Regeni, che stava svolgendo una ricerca sul "ruolo dei lavoratori nella rivoluzione nell’era post-Mubarak", e in particolare sul ruolo dei sindacati autonomi, su incarico della professoressa Maha Mahfouz Abdelrahman (poi sospettata di vicinanza ai Fratelli musulmani, nemici giurati degli 007 del Cairo), sparì dalla circolazione il 25 gennaio 2016 nei pressi di piazza Tahrir al Cairo. Il 3 febbraio fu ritrovato cadavere sulla strada che collega il Cairo ad Alessandria d’Egitto. Nove giorni di sevizie. Trucidato e ridotto in condizioni indicibili. Le 300 pagine del referto autoptico illustrano torture, fratture multiple, tagli e bruciature, prima dei colpi mortali al collo e alla testa. "L’ho potuto riconoscere dalla punta del naso", le strazianti parole di mamma Paola, uscita dall’obitorio.
Da allora sette anni di battaglie sbattendo sul muro di gomma egiziano. Ma adesso, grazie alla sentenza della Consulta, gli assassini di Giulio saranno processati nonostante l’assenza dall’aula. "Poter ricostruire pubblicamente in un dibattimento penale i fatti e le singole responsabilità corrisponde ad un obbligo costituzionale e sovranazionale – rimarca Colaiocco –. Un obbligo che la procura di Roma ha cercato di adempiere con orgoglio e con piena convinzione". Il gup ammette la Presidenza del Consiglio dei ministri come parte civile, in ragione del "turbamento" sofferto dalla comunità nazionale e dalle istituzioni "per le incomprensibili motivazioni e per le crudeli modalità di esecuzione" del delitto.

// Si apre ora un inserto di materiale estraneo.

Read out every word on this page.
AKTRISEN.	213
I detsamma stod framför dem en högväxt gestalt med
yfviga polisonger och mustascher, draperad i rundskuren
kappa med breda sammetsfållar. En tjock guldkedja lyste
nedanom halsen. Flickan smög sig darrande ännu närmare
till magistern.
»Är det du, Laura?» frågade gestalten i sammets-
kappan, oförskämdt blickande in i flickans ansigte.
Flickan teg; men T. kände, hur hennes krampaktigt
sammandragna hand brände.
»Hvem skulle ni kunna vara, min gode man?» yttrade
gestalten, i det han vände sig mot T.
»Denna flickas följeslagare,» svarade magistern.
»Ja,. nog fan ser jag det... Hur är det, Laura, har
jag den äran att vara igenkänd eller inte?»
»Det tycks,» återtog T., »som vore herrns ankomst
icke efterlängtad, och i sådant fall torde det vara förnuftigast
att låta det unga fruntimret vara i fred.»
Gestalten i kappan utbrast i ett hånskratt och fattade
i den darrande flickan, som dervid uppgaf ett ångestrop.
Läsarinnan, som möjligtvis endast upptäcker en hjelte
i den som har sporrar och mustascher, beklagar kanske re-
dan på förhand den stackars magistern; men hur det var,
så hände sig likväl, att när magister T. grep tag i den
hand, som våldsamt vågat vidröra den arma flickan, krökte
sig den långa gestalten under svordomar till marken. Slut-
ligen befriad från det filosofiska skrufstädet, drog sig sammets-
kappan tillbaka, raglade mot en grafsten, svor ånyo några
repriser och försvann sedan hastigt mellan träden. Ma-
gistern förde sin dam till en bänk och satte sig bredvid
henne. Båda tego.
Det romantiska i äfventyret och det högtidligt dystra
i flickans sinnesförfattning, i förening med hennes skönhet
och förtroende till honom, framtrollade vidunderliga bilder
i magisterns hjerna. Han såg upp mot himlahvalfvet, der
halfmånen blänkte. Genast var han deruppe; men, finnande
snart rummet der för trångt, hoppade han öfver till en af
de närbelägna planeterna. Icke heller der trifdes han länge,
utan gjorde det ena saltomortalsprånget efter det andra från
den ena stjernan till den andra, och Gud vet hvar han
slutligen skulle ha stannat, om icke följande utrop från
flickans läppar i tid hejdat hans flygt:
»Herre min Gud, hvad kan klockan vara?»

"Chiediamo verità e giustizia e non ci fermeremo fino a quando non verrà fuori", commenta Elly Schlein, segretaria del Pd. Esulta anche Roberto Fico (M5S ed ex presidente della Camera): "Chiediamo giustizia per Giulio, per i suoi cari, e per tutta la nostra comunità. Non è una questione che riguarda una famiglia, ma lo Stato italiano".